この説明は適切でない。田村大臣が紹介したのは、6月16日に『ランセット感染症版』が掲載した「CMMID COVID-19ワーキンググループ」のモデル研究だ(「Early dynamics of transmission and control of COVID-19: a mathematical modelling study」2020年5月1日)。確かに、この中で、彼らは、一般集団を広く検査しても感染は5%しか減らせないが、発症者を見つけ、家族とともに隔離し、さらに接触者をトレースすれば、感染を64%も減らすことができると推定している。
ただ、その後の研究で、多くの無症状感染者がいることが判明し、彼らは態度を変えた。「CMMID COVID-19ワーキンググループ」は、11月10日に「コロナ感染を検出するためのさまざまな頻度での無症状感染者へのPCR検査の有効性の推定」という論文を発表し、無症状の人へのPCR検査が有効で、積極的に検査を活用すべきと結論している。この論文はイギリスでは大いに話題になったようだが、田村厚労大臣は触れなかった。
実は欧米は検査数が足りていない
では、PCR検査を「闇雲」にやっても流行が抑制できない欧米の現状はどう考えればいいのだろう。実は、欧米は検査数が足りていないのだ。表をご覧いただきたい。主要先進国と東アジアにおけるPCR検査と感染状況を示している。

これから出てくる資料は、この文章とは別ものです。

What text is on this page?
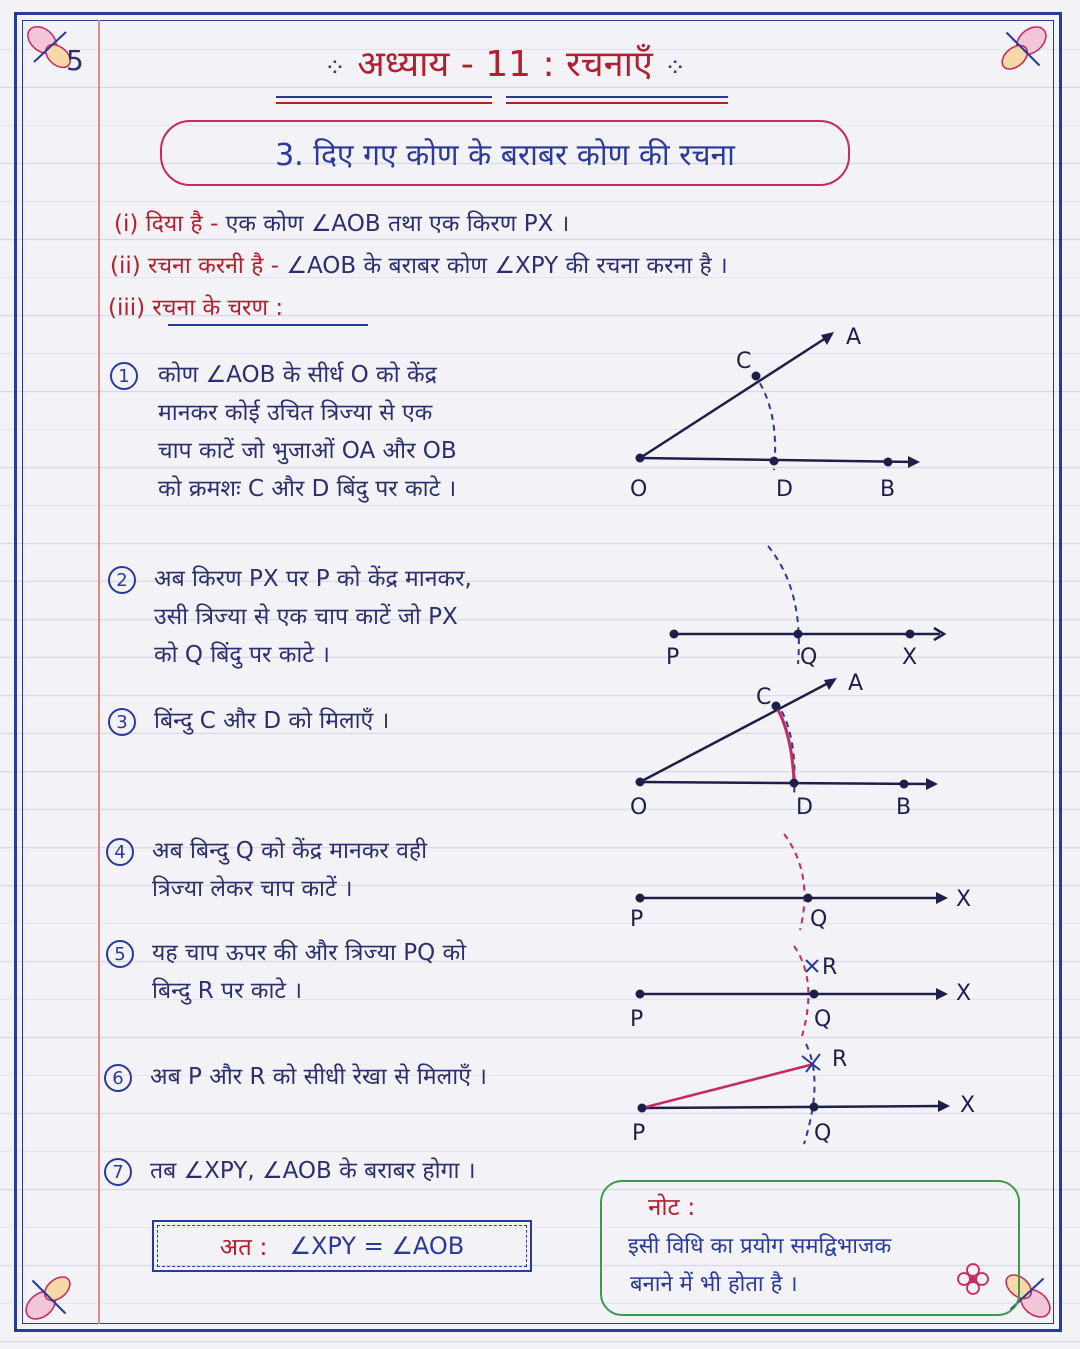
5	⁘ अध्याय - 11 : रचनाएँ ⁘
3. दिए गए कोण के बराबर कोण की रचना
(i) दिया है - एक कोण ∠AOB तथा एक किरण PX ।
(ii) रचना करनी है - ∠AOB के बराबर कोण ∠XPY की रचना करना है ।
(iii) रचना के चरण :
1	कोण ∠AOB के सीर्ध O को केंद्र
मानकर कोई उचित त्रिज्या से एक
चाप काटें जो भुजाओं OA और OB
को क्रमशः C और D बिंदु पर काटे ।
2	अब किरण PX पर P को केंद्र मानकर,
उसी त्रिज्या से एक चाप काटें जो PX
को Q बिंदु पर काटे ।
3	बिंन्दु C और D को मिलाएँ ।
4	अब बिन्दु Q को केंद्र मानकर वही
त्रिज्या लेकर चाप काटें ।
5	यह चाप ऊपर की और त्रिज्या PQ को
बिन्दु R पर काटे ।
6	अब P और R को सीधी रेखा से मिलाएँ ।
7	तब ∠XPY, ∠AOB के बराबर होगा ।
A
C
O	D	B
P	Q	X
A
C
O	D	B
P	Q
X
R
P	Q
X
R
P	Q
X
अत : ∠XPY = ∠AOB
नोट :
इसी विधि का प्रयोग समद्विभाजक
बनाने में भी होता है ।
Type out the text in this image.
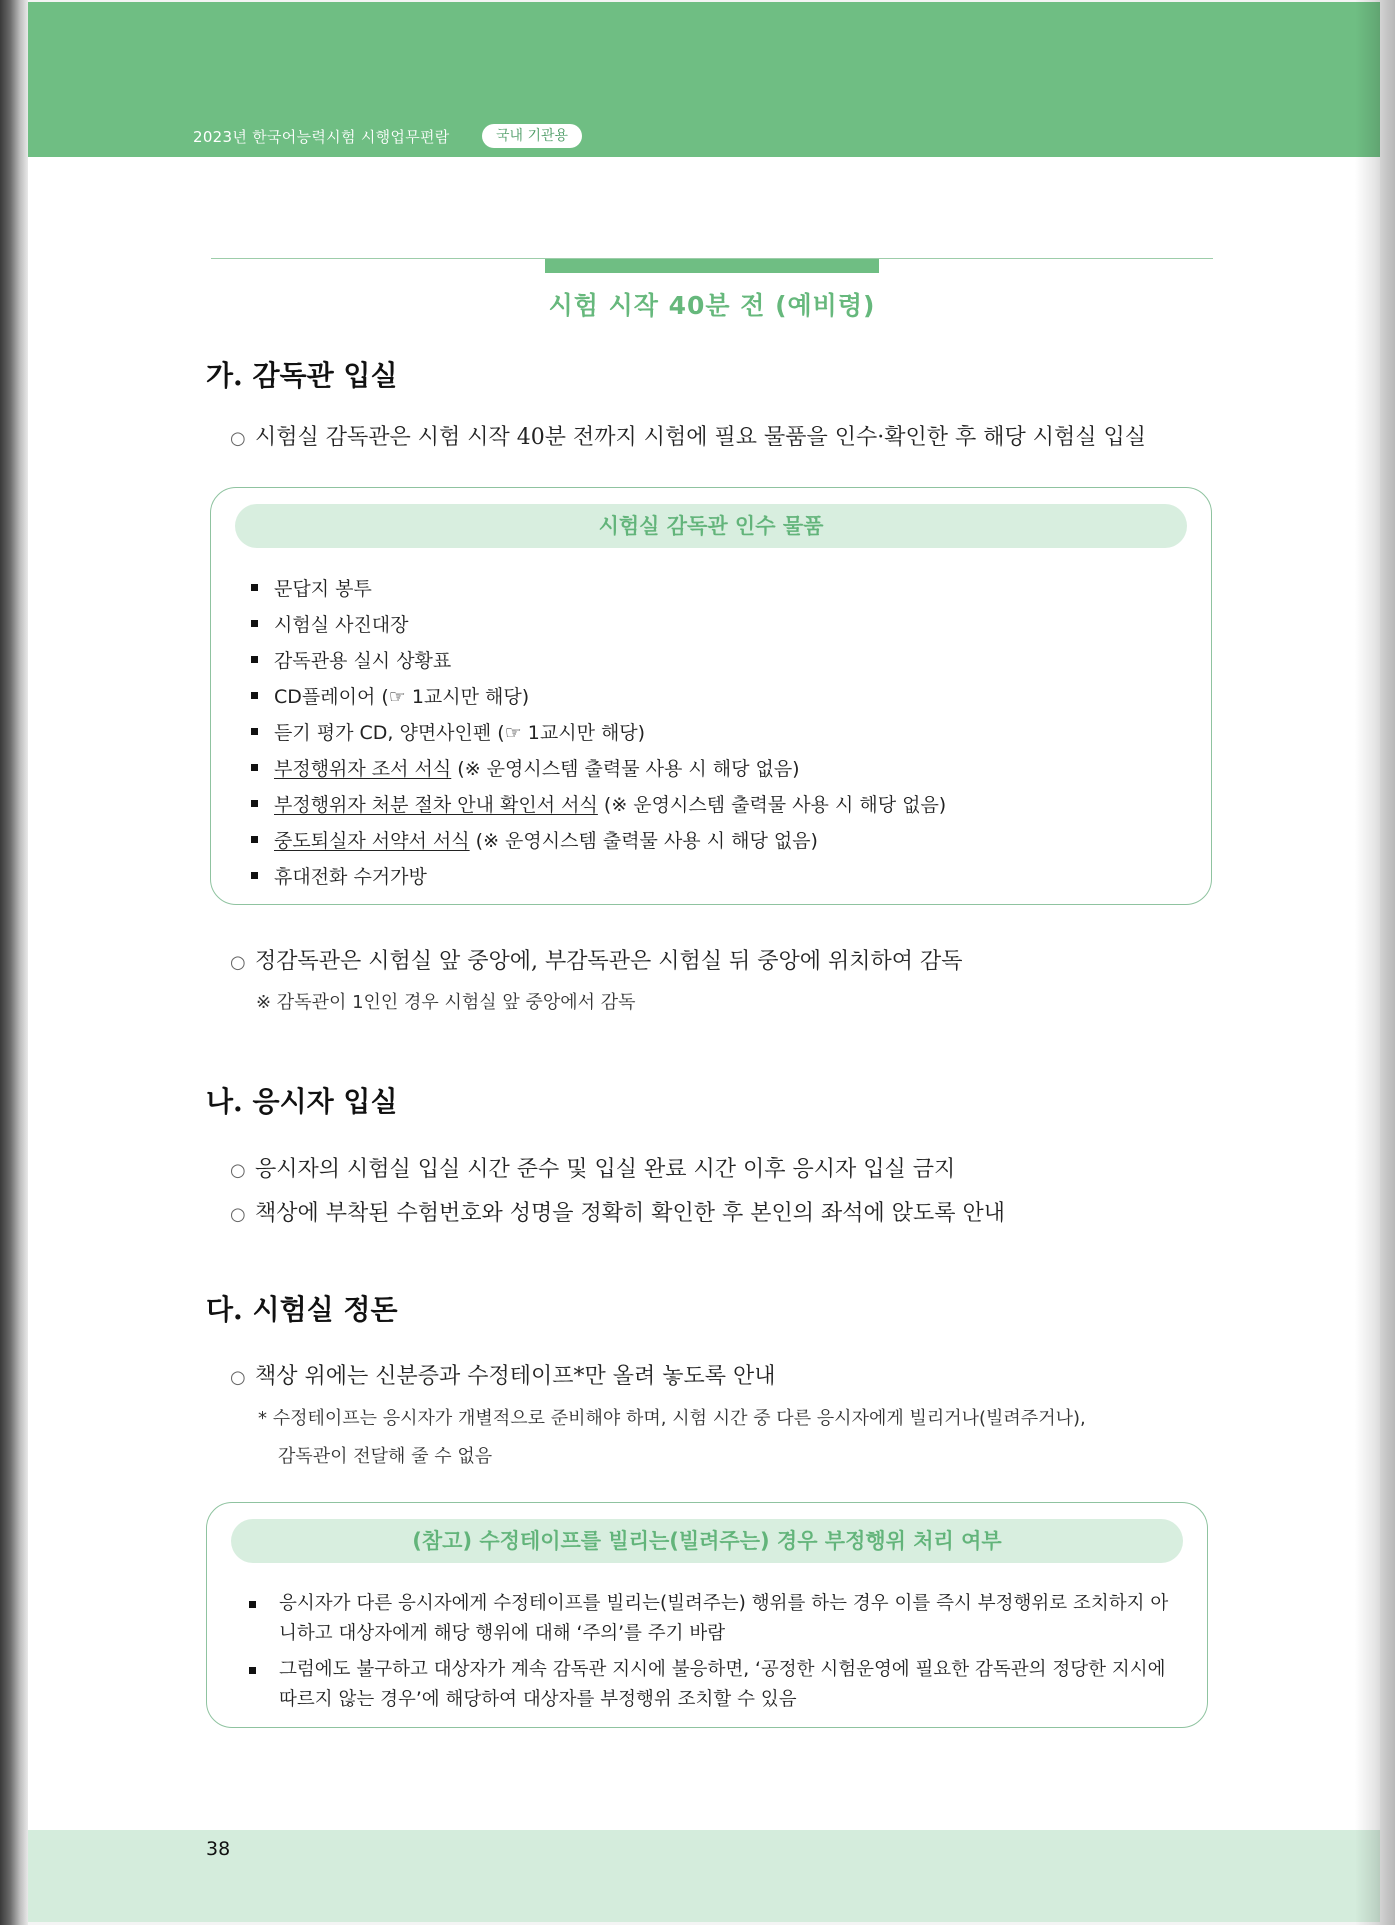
2023년 한국어능력시험 시행업무편람	국내 기관용
시험 시작 40분 전 (예비령)
가. 감독관 입실
○ 시험실 감독관은 시험 시작 40분 전까지 시험에 필요 물품을 인수·확인한 후 해당 시험실 입실
시험실 감독관 인수 물품
문답지 봉투
시험실 사진대장
감독관용 실시 상황표
CD플레이어 (☞ 1교시만 해당)
듣기 평가 CD, 양면사인펜 (☞ 1교시만 해당)
부정행위자 조서 서식 (※ 운영시스템 출력물 사용 시 해당 없음)
부정행위자 처분 절차 안내 확인서 서식 (※ 운영시스템 출력물 사용 시 해당 없음)
중도퇴실자 서약서 서식 (※ 운영시스템 출력물 사용 시 해당 없음)
휴대전화 수거가방
○ 정감독관은 시험실 앞 중앙에, 부감독관은 시험실 뒤 중앙에 위치하여 감독
※ 감독관이 1인인 경우 시험실 앞 중앙에서 감독
나. 응시자 입실
○ 응시자의 시험실 입실 시간 준수 및 입실 완료 시간 이후 응시자 입실 금지
○ 책상에 부착된 수험번호와 성명을 정확히 확인한 후 본인의 좌석에 앉도록 안내
다. 시험실 정돈
○ 책상 위에는 신분증과 수정테이프*만 올려 놓도록 안내
* 수정테이프는 응시자가 개별적으로 준비해야 하며, 시험 시간 중 다른 응시자에게 빌리거나(빌려주거나),
감독관이 전달해 줄 수 없음
(참고) 수정테이프를 빌리는(빌려주는) 경우 부정행위 처리 여부
응시자가 다른 응시자에게 수정테이프를 빌리는(빌려주는) 행위를 하는 경우 이를 즉시 부정행위로 조치하지 아니하고 대상자에게 해당 행위에 대해 ‘주의’를 주기 바람
그럼에도 불구하고 대상자가 계속 감독관 지시에 불응하면, ‘공정한 시험운영에 필요한 감독관의 정당한 지시에 따르지 않는 경우’에 해당하여 대상자를 부정행위 조치할 수 있음
38
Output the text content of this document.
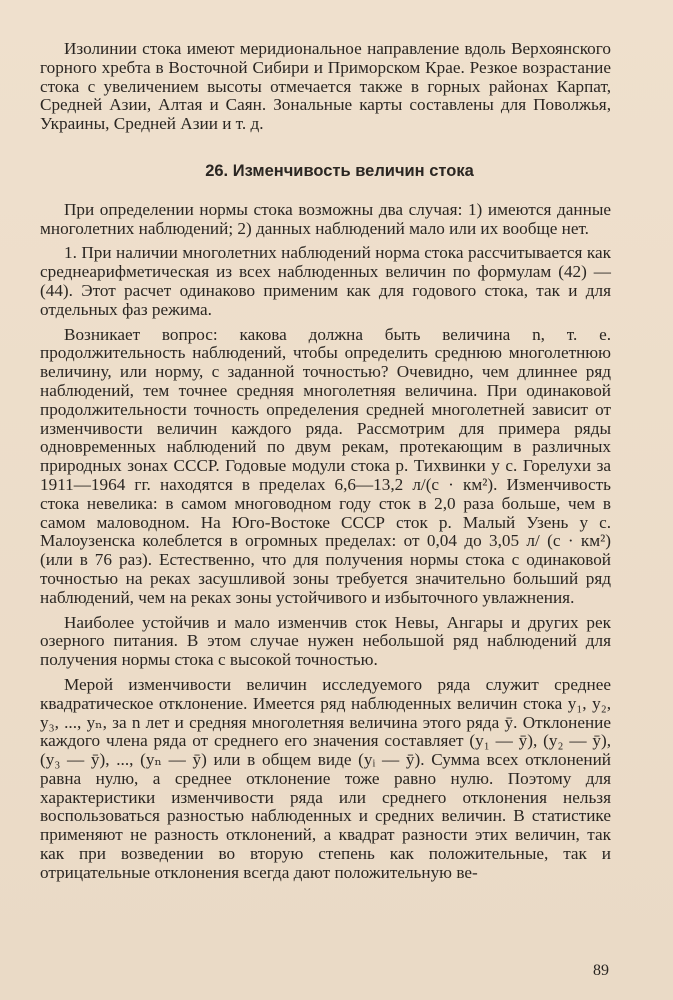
Изолинии стока имеют меридиональное направление вдоль Верхоянского горного хребта в Восточной Сибири и Приморском Крае. Резкое возрастание стока с увеличением высоты отмечается также в горных районах Карпат, Средней Азии, Алтая и Саян. Зональные карты составлены для Поволжья, Украины, Средней Азии и т. д.

26. Изменчивость величин стока

При определении нормы стока возможны два случая: 1) имеются данные многолетних наблюдений; 2) данных наблюдений мало или их вообще нет.

1. При наличии многолетних наблюдений норма стока рассчитывается как среднеарифметическая из всех наблюденных величин по формулам (42) — (44). Этот расчет одинаково применим как для годового стока, так и для отдельных фаз режима.

Возникает вопрос: какова должна быть величина n, т. е. продолжительность наблюдений, чтобы определить среднюю многолетнюю величину, или норму, с заданной точностью? Очевидно, чем длиннее ряд наблюдений, тем точнее средняя многолетняя величина. При одинаковой продолжительности точность определения средней многолетней зависит от изменчивости величин каждого ряда. Рассмотрим для примера ряды одновременных наблюдений по двум рекам, протекающим в различных природных зонах СССР. Годовые модули стока р. Тихвинки у с. Горелухи за 1911—1964 гг. находятся в пределах 6,6—13,2 л/(с · км²). Изменчивость стока невелика: в самом многоводном году сток в 2,0 раза больше, чем в самом маловодном. На Юго-Востоке СССР сток р. Малый Узень у с. Малоузенска колеблется в огромных пределах: от 0,04 до 3,05 л/ (с · км²) (или в 76 раз). Естественно, что для получения нормы стока с одинаковой точностью на реках засушливой зоны требуется значительно больший ряд наблюдений, чем на реках зоны устойчивого и избыточного увлажнения.

Наиболее устойчив и мало изменчив сток Невы, Ангары и других рек озерного питания. В этом случае нужен небольшой ряд наблюдений для получения нормы стока с высокой точностью.

Мерой изменчивости величин исследуемого ряда служит среднее квадратическое отклонение. Имеется ряд наблюденных величин стока y₁, y₂, y₃, ..., yₙ, за n лет и средняя многолетняя величина этого ряда ȳ. Отклонение каждого члена ряда от среднего его значения составляет (y₁ — ȳ), (y₂ — ȳ), (y₃ — ȳ), ..., (yₙ — ȳ) или в общем виде (yᵢ — ȳ). Сумма всех отклонений равна нулю, а среднее отклонение тоже равно нулю. Поэтому для характеристики изменчивости ряда или среднего отклонения нельзя воспользоваться разностью наблюденных и средних величин. В статистике применяют не разность отклонений, а квадрат разности этих величин, так как при возведении во вторую степень как положительные, так и отрицательные отклонения всегда дают положительную ве-

89
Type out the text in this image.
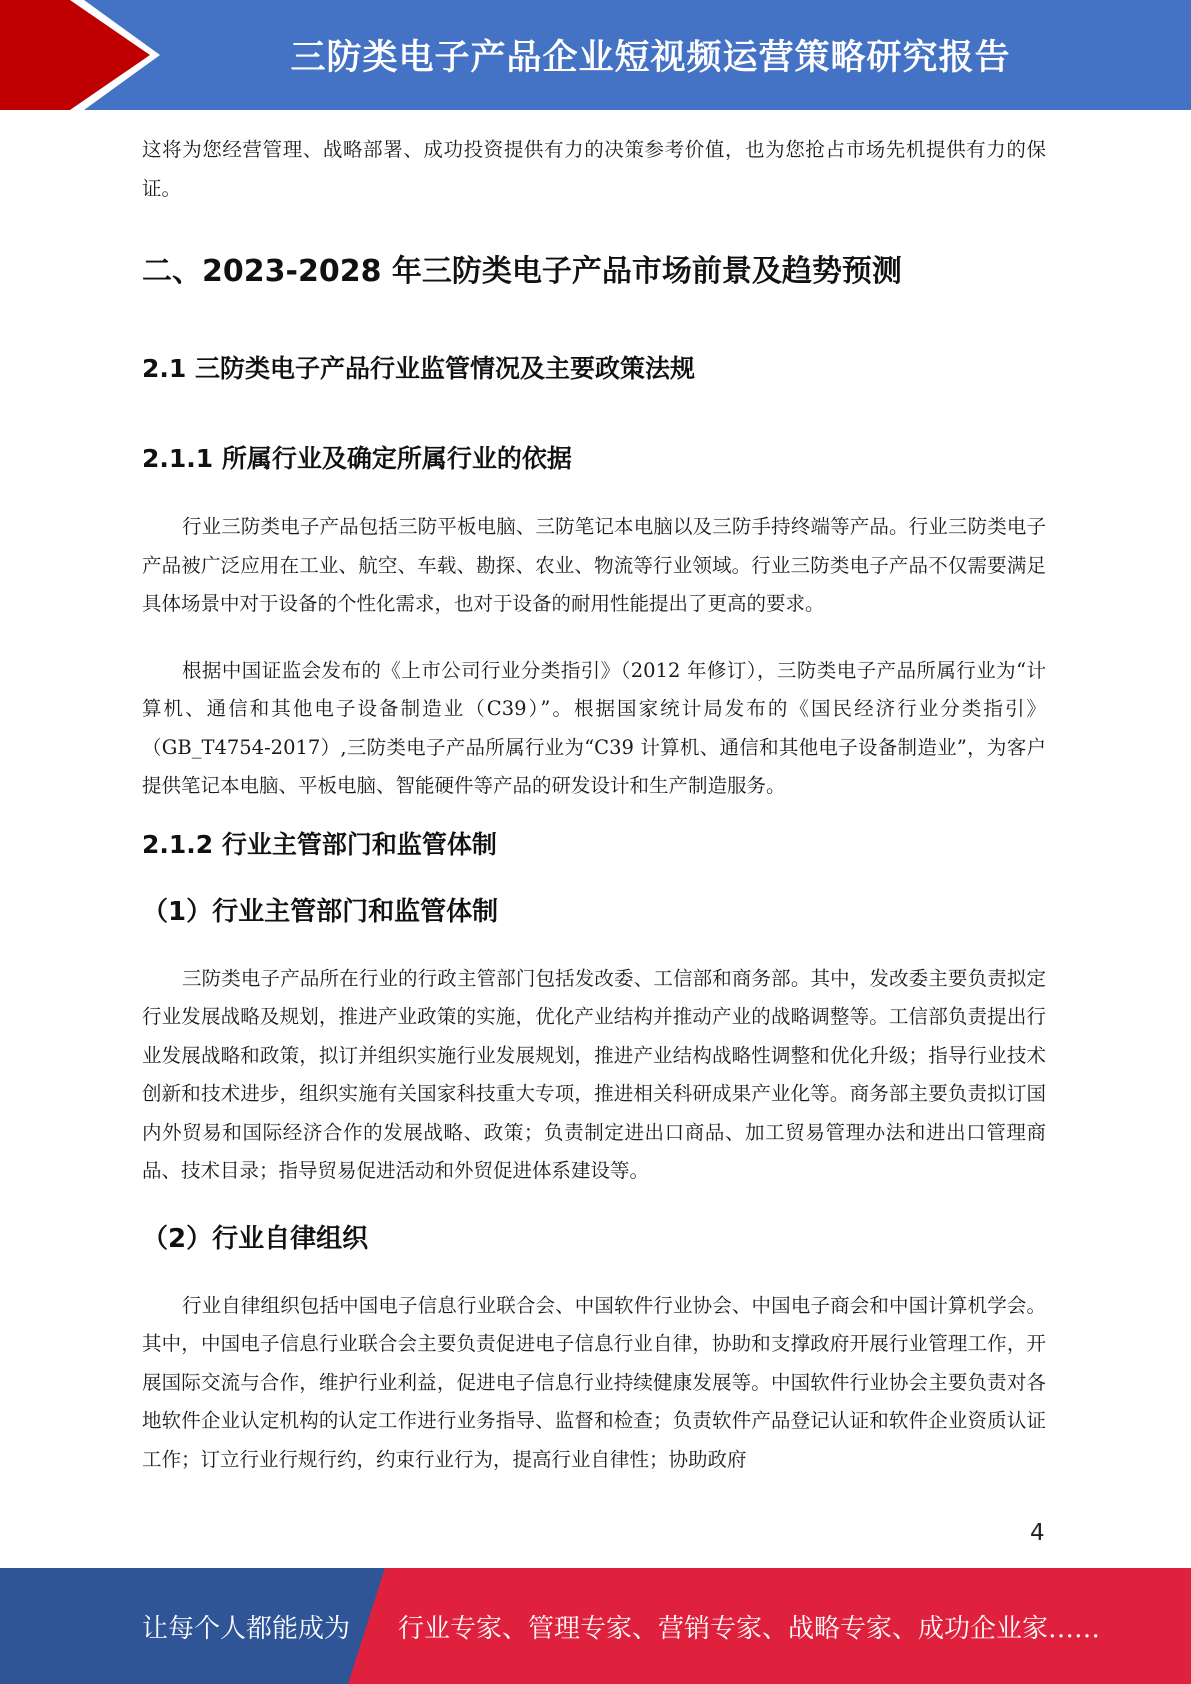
三防类电子产品企业短视频运营策略研究报告

这将为您经营管理、战略部署、成功投资提供有力的决策参考价值，也为您抢占市场先机提供有力的保证。

二、2023-2028 年三防类电子产品市场前景及趋势预测
2.1 三防类电子产品行业监管情况及主要政策法规
2.1.1 所属行业及确定所属行业的依据

行业三防类电子产品包括三防平板电脑、三防笔记本电脑以及三防手持终端等产品。行业三防类电子产品被广泛应用在工业、航空、车载、勘探、农业、物流等行业领域。行业三防类电子产品不仅需要满足具体场景中对于设备的个性化需求，也对于设备的耐用性能提出了更高的要求。

根据中国证监会发布的《上市公司行业分类指引》（2012 年修订），三防类电子产品所属行业为“计算机、通信和其他电子设备制造业（C39）”。根据国家统计局发布的《国民经济行业分类指引》（GB_T4754-2017）,三防类电子产品所属行业为“C39 计算机、通信和其他电子设备制造业”，为客户提供笔记本电脑、平板电脑、智能硬件等产品的研发设计和生产制造服务。

2.1.2 行业主管部门和监管体制
（1）行业主管部门和监管体制

三防类电子产品所在行业的行政主管部门包括发改委、工信部和商务部。其中，发改委主要负责拟定行业发展战略及规划，推进产业政策的实施，优化产业结构并推动产业的战略调整等。工信部负责提出行业发展战略和政策，拟订并组织实施行业发展规划，推进产业结构战略性调整和优化升级；指导行业技术创新和技术进步，组织实施有关国家科技重大专项，推进相关科研成果产业化等。商务部主要负责拟订国内外贸易和国际经济合作的发展战略、政策；负责制定进出口商品、加工贸易管理办法和进出口管理商品、技术目录；指导贸易促进活动和外贸促进体系建设等。

（2）行业自律组织

行业自律组织包括中国电子信息行业联合会、中国软件行业协会、中国电子商会和中国计算机学会。其中，中国电子信息行业联合会主要负责促进电子信息行业自律，协助和支撑政府开展行业管理工作，开展国际交流与合作，维护行业利益，促进电子信息行业持续健康发展等。中国软件行业协会主要负责对各地软件企业认定机构的认定工作进行业务指导、监督和检查；负责软件产品登记认证和软件企业资质认证工作；订立行业行规行约，约束行业行为，提高行业自律性；协助政府

4
让每个人都能成为 行业专家、管理专家、营销专家、战略专家、成功企业家……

注目すべきはPCR検査数を感染者で除した数字だ。1人の感染者を見つけるために、どの程度のPCR検査を実施したかを示している。中国が1808.7回と突出し、韓国66.6回、カナダ24.3回、イギリス22.2回、ドイツ21.0回、日本19.5回と続く。最下位はアメリカの12.7回だ。中国の142分の1である。
実は、コロナ対策を考えるうえで、中国のように「闇雲」にPCR検査をやることは合理的だった。コロナの特徴は感染しても無症状の人が多いことだ。無症状の人が巷にあふれれば、偶然、症状が出た発症者と濃厚接触者をしらみつぶしに探すだけでは、大部分の無症状感染者を見過ごすことになる。
無症状感染者は、どこにいるかわからないから、彼らを「隔離」(自宅を含む)しようとすれば、網羅的に検査するしかない。仮に住民の0.1%が無症状感染だとすると、1人の感染者を見つけるためには、1000人の検査が必要になる。まさに、中国が採った戦略だ。
1月5日、北京近郊の石家荘で54人の感染者が確認されると、1100万人の検査を実施することを決めたのも、このような戦略に従っただけだ。